Aunque consigan su perverso deseo de destruir la riqueza de todo el mundo, prohíban todo tipo de hobby y competencia, nos hagan vestir a todos con las mismas grises ropas y aprender exactamente lo mismo, LA UNIFORMIZACIÓN NO SERÁ POSIBLE. Siempre existirá alguien más vivo, más pensativo, alguien que silbe mejor, que tire chistes, que sonría, que sea más linda o más fachero, alguien que nos caiga mejor, alguien que no nos dé pelota, alguien a quien ignoremos, alguien que haga el trabajo más rápido y mejor. Y siempre, siempre existirá alguna especie de “JetSet” esos grupos que muchas veces marcan las tendencias y modas (más no sea rompiéndose las grises ropas de nuevas formas) y al que muchos querrán pertenecer.
Les pido a los uniformizadores que hagan algo más productivo de su vida, y que intenten ser felices sin imponerle su moral a nadie. Si tienen problemas de autoestima baja o vacíos existenciales, vayan al psicólogo o terapeuta correspondiente y de su preferencia.
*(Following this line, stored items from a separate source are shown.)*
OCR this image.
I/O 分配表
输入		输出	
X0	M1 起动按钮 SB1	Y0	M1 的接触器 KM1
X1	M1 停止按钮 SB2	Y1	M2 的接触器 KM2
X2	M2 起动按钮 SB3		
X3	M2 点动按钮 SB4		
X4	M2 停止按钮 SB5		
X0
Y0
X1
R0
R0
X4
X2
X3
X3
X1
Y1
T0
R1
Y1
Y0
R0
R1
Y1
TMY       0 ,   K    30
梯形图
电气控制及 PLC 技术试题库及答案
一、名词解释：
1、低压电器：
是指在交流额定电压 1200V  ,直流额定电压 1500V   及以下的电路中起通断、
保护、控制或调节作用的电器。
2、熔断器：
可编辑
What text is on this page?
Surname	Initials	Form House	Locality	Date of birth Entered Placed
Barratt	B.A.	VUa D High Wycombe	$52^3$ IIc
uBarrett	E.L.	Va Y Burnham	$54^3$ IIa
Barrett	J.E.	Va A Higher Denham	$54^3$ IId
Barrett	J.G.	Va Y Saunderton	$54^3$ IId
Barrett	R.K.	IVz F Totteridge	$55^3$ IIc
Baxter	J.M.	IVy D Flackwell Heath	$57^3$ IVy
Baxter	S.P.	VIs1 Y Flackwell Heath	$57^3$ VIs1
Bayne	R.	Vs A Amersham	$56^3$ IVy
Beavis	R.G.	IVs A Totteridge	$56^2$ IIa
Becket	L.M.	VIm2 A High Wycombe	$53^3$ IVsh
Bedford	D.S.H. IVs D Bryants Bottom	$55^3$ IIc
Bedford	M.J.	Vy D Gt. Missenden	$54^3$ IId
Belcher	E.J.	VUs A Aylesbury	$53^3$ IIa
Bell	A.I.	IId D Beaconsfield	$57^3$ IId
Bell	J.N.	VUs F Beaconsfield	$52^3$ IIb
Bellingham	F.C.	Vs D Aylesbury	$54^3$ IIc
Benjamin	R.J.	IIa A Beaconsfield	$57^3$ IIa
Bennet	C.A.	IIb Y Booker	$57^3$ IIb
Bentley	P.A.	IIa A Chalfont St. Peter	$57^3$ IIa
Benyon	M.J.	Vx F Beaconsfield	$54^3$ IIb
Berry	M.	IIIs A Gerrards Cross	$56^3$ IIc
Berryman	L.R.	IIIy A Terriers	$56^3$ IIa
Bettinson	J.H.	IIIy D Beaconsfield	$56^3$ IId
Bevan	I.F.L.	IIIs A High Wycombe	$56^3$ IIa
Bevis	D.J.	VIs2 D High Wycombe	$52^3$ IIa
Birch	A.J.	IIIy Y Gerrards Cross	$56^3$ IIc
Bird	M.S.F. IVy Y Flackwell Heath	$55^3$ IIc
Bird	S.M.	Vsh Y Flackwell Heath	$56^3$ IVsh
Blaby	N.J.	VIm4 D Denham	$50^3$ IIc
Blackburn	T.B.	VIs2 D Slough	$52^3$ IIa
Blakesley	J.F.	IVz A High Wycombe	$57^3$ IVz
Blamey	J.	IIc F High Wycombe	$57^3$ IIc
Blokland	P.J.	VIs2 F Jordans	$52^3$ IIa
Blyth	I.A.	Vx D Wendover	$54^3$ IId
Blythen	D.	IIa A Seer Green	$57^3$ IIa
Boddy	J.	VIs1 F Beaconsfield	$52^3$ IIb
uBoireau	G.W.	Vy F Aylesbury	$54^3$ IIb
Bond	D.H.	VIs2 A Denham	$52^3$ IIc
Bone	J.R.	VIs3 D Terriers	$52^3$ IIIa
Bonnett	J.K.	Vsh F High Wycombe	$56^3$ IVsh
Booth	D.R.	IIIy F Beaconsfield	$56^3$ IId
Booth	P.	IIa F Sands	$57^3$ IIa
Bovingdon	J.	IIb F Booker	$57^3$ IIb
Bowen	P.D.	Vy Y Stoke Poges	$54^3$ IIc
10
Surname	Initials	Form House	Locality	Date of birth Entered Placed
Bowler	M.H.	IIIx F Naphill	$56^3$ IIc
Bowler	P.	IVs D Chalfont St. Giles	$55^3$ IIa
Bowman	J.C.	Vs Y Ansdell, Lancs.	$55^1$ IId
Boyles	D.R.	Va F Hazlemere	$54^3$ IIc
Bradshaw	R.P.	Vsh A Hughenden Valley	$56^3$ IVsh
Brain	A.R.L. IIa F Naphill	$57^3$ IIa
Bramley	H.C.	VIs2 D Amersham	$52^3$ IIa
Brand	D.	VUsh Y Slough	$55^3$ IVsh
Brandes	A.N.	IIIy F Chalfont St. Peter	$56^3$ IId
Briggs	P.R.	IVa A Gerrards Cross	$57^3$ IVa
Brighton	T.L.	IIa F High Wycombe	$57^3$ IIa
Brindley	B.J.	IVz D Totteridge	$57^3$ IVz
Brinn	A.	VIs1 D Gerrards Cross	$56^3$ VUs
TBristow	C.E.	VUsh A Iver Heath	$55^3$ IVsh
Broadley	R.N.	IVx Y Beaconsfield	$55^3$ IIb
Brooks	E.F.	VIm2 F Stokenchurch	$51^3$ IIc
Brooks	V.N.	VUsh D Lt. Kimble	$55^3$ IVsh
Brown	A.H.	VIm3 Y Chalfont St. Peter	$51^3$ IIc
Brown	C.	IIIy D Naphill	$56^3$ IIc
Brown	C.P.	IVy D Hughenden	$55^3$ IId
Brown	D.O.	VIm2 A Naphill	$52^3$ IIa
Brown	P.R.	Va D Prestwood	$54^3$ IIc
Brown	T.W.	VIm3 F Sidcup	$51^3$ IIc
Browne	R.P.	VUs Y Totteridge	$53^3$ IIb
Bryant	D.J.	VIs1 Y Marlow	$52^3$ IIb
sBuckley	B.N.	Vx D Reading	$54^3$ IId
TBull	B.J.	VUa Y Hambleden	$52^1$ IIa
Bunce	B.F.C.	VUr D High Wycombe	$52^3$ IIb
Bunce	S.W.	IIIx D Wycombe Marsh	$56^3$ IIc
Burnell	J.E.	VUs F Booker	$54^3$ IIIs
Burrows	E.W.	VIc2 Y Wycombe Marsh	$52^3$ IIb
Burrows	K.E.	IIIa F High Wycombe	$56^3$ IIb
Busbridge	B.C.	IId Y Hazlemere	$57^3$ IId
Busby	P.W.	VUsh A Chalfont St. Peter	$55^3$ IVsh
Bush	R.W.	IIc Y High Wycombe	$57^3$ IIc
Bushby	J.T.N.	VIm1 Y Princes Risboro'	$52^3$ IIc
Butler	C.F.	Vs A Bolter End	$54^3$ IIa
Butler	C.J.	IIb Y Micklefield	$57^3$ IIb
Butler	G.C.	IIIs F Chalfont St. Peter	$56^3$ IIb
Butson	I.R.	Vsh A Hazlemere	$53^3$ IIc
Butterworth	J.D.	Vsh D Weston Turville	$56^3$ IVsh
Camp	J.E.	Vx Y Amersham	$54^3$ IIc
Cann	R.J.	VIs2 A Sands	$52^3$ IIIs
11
Pero que si están en la función pública se dejen de hacer idioteces y se dediquen a lo importante: DEFENDER LOS DERECHOS INDIVIDUALES DE LAS PERSONAS, LA VIDA, LA LIBERTAD, LA PROPIEDAD Y LA BÚSQUEDA DE LA FELICIDAD.
Esto último, en mi experiencia personal se encuentra, justamente en la competencia (contra uno mismo y contra los demás), en la diferenciación (encontrar realmente quién uno es) y en la colaboración con todas esas personas que piensan y sienten como uno.